In the midst of the great air war over London in 1941, Macmurray published his "Challenge to the Churches," indicting both Catholics and Protestants for their complicity in the rise of fascism in Europe. But this document also urged that Christians "not be discouraged by the palpable inadequacy of the existing Christian institutions. . . . Christianity has in the past shown an incomparable capacity for transforming and regenerating itself in the face of just such crises; and it has in its profession, in its history, and in its underlying universality and humanity the starting point and standing ground for the task of recreating the inner unity of Christendom."
Macmurray's interpretation of the gospel as both spiritually and socially relevant informs Blair's vision for New Labor. Indeed, Blair has made no secret of his Christian faith (although in the course of his campaign he increasingly played down connections between Christian conviction and specific policy stances--in studied contrast, observers suggested, to the leaders of the American Religious Right). Unlike the United States, Great Britain is unequivocally secular. In 1990, only 18.2 percent of the British population showed high levels of religious commitment, in comparison to 49.5 percent of the U.S. population. Blair's faith, then, offers no great political leverage; if anything, it goes against the grain.
Blair's understanding of the gospel in society is the reason he can find common ground with many of Margaret Thatcher's ideas about the limited utility of the state in shaping the social order. At an address in Australia, Blair identified what he perceived to be at the core of Old Labor's blunders, which led to the Conservative ascendancy under Thatcher. In the sixties and seventies, the Left developed--almost in substitution for its economic prescriptions, which by then were conspicuously failing--a type of social individualism that confused liberation and prejudice with disregard for moral structures. It fought for racial and sexual equality, which was entirely right. It appeared indifferent to the family and individual responsibility, which was wrong.
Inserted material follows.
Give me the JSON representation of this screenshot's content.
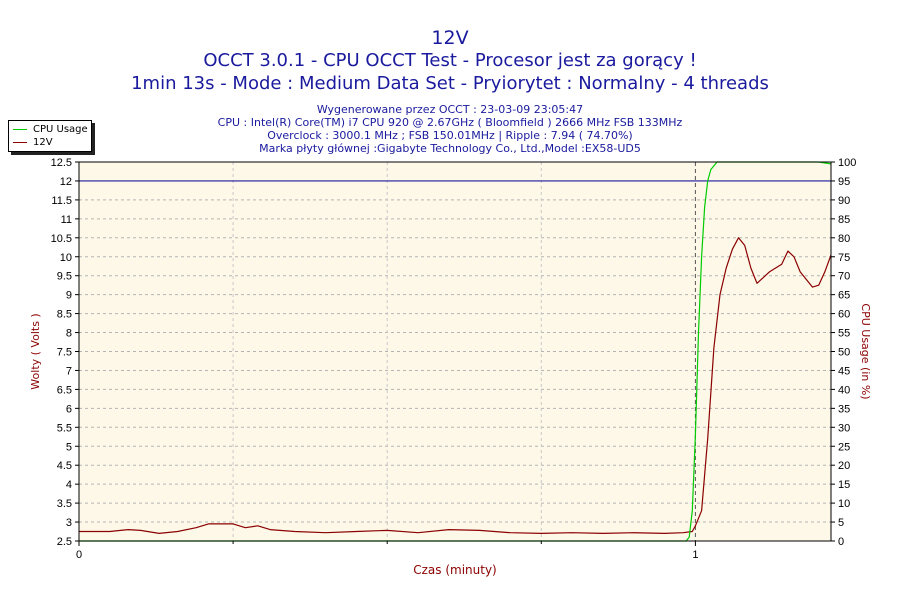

Blair himself has been accused of being a "Marxist in Christian vestments," a Thatcherite, and Clintonesque. The wide variation in these characterizations indicates either that Blair is very confused, or that the pundits have not made a very careful study of the man and his ideas. Blair seems to have exposed what Mary Ann Glendon refers to as "the missing dimension of Sociality" in the Anglo-American political lexicon. Our political categories seem incapable of creating space for anything but free markets or coercive states. Time will tell if Blair is capable of translating his vision into meaningful policies amid the tangled alliances and inevitable compromises of government--and under the unforgiving strobe-lit scrutiny of the British media. (You think the Clintons have it tough? You should see the British papers.) From this side of the Atlantic, it should be a very interesting experiment to follow.
Michael LeRoy is assistant professor of political science at Wheaton College.